A slide into recession at a time when the US economy is also expected to run out of steam in 2019 would make for a scary global economy. China will not be launching a 2009- type of stimulus any time soon.

You are obviously very negative on the United States. I am very worried about the US political leadership, Trump’s administration and its economic policies. It has made a lot of mistakes in her relations with China, and it looks like it is repeating the same mistakes and unnecessarily worsening an already weak global economy.

You’ve always been bullish on China. Can you provide a snapshot on China’s growth phase and what to look forward to?The past 40 years of China’s transformation have been breathtaking. To me, the next 40 years will be even more exciting and will be very rewarding for those who can take a long-term view.

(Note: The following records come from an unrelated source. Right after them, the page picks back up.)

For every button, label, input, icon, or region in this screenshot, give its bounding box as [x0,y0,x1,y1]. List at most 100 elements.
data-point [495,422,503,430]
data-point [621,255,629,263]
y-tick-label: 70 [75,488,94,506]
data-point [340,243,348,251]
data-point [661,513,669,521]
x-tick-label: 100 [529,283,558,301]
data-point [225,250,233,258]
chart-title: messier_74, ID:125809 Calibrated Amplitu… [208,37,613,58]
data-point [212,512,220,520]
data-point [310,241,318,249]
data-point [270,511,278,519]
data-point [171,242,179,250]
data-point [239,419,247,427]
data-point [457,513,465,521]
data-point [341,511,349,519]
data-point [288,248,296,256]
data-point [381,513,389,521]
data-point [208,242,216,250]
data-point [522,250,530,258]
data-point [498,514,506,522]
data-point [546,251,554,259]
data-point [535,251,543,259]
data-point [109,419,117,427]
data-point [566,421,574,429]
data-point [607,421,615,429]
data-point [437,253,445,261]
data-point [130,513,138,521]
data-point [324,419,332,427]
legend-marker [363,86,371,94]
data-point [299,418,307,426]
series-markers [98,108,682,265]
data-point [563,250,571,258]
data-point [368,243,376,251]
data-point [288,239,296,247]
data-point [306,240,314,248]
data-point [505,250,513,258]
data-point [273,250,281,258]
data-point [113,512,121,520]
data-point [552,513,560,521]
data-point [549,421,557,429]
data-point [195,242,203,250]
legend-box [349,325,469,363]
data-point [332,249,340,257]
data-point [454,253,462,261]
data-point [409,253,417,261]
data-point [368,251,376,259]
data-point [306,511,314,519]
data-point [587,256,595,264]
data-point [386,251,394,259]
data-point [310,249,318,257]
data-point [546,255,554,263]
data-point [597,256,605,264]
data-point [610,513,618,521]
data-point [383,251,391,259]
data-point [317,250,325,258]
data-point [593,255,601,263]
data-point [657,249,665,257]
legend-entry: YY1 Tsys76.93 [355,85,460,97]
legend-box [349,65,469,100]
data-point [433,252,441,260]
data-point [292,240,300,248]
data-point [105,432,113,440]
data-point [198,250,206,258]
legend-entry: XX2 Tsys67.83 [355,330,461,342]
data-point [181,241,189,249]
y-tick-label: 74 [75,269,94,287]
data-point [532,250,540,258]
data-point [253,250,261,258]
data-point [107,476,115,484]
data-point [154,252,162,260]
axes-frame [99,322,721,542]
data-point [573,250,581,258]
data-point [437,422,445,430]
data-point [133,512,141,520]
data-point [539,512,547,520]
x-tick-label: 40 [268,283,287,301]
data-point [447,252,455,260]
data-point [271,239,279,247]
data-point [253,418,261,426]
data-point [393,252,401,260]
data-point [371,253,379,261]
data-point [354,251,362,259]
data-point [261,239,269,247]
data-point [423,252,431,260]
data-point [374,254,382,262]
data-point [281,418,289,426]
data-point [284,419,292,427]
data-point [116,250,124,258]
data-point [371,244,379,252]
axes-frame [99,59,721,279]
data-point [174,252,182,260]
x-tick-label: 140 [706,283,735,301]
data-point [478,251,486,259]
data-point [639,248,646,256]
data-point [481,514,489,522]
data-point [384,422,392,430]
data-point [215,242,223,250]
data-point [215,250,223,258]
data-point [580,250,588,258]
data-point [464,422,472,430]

What is your personal conclusion on Malaysia politically and economically?People say that an enemy of your enemy is your friend. I would say that when the common enemy disappears, the old enemies will re-appear. In Malaysia’s political landscape, I see “old crooks, new crooks, regular crooks”.

Malaysia needs to take a truly new direction. We are still practising race-based politics and until we truly embrace and live by meritocracy, we cannot expect our fortunes to change. How can expect greatness if our own attitude is still to side with mediocrity.

I feel that nothing has really changed. Besides, there is no clear division of responsibilities between the Finance Ministry and Economic Affairs Ministry. With such obscurity, how can the country deal with the next economic crisis?

People may call me a pessimist, but I feel that Malaysia has reached the point of no return.